I transferred the list to the whiteboard on our bathroom door. Every time I do something on the list, I simply put a check next to it. At the end of the day, I can leave all the list items there but erase the check marks so the list is ready for the next day.

Here's the current list:

  • Stay in bed until I have slept 8 hours (I got this idea out of a book; basically, I wake up and feed the baby all night long and into the morning, but I don't actually get up and out of bed in the morning until I have slept a total of 8 hours, no matter how long that takes!)
  • Shower
  • Practice Spanish while breastfeeding (using these CDs)
  • Write one blog post while Henry naps
  • Spend time out in nature with Henry
  • Give Henry tummy time and lie-on-your-back-and-stare-at-mobiles time
  • Read Henry a story
  • Read my own books while breastfeeding
  • Do laundry, tidy up the house, and talk on the phone while wearing the baby
  • Nap (during one of Henry's naps)
  • Spend quality time with Matt

It's only day one with the list (see, I'm writing a blog post!), but so far it feels great to emerge from the cocoon of my bedroom and try to resume some normal activities.

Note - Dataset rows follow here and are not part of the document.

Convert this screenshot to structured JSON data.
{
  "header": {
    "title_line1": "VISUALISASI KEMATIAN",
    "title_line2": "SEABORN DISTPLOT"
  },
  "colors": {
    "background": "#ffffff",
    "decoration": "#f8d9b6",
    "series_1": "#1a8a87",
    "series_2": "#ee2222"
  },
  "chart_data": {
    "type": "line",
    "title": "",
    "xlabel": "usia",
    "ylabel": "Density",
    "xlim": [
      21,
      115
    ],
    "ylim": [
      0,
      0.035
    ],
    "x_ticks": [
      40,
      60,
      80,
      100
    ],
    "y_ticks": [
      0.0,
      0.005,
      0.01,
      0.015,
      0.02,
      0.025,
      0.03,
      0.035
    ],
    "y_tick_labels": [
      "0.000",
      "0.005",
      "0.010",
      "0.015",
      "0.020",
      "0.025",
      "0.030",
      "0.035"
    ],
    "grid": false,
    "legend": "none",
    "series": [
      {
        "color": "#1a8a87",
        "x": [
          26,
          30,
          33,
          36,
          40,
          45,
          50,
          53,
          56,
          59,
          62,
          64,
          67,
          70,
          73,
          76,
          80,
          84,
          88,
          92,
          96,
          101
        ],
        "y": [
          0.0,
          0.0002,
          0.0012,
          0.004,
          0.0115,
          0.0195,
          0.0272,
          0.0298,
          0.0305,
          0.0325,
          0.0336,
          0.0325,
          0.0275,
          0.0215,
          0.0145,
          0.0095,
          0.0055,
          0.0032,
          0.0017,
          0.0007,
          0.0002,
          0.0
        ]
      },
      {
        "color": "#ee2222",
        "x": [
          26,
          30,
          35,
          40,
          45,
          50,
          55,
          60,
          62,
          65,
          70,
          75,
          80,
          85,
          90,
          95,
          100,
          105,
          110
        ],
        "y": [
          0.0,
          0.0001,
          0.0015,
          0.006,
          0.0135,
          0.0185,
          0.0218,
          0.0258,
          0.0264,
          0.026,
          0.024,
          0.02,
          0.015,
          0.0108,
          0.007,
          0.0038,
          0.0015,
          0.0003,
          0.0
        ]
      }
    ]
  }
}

I'm just really looking forward to the day I'm allowed to go for hour-long walks again!

Share |


AZ said...

Oh Sara! Thanks for sharing these stories of the days after... I can only imagine how difficult the transition is, but it seems like you're approaching it with your usual thoughtfulness and resolve, which is all you can do for now, I think. And the photo of Henry is beautiful. Congratulations!

Anna said...

I am really glad you were able to leave the house for a little bit and get pampered.

What has the transition to maternity leave been like for you? I am due in about two months and wonder a lot about how I will handle the 12 weeks outside of the work environment. I really like your idea of making a list for the time--I think I will do that as well.

Anonymous said...

He's beautiful!

Do you put him to sleep on his belly with a blanket, though? Back to sleep without blankets is what they suggest to reduce the risk of SIDS.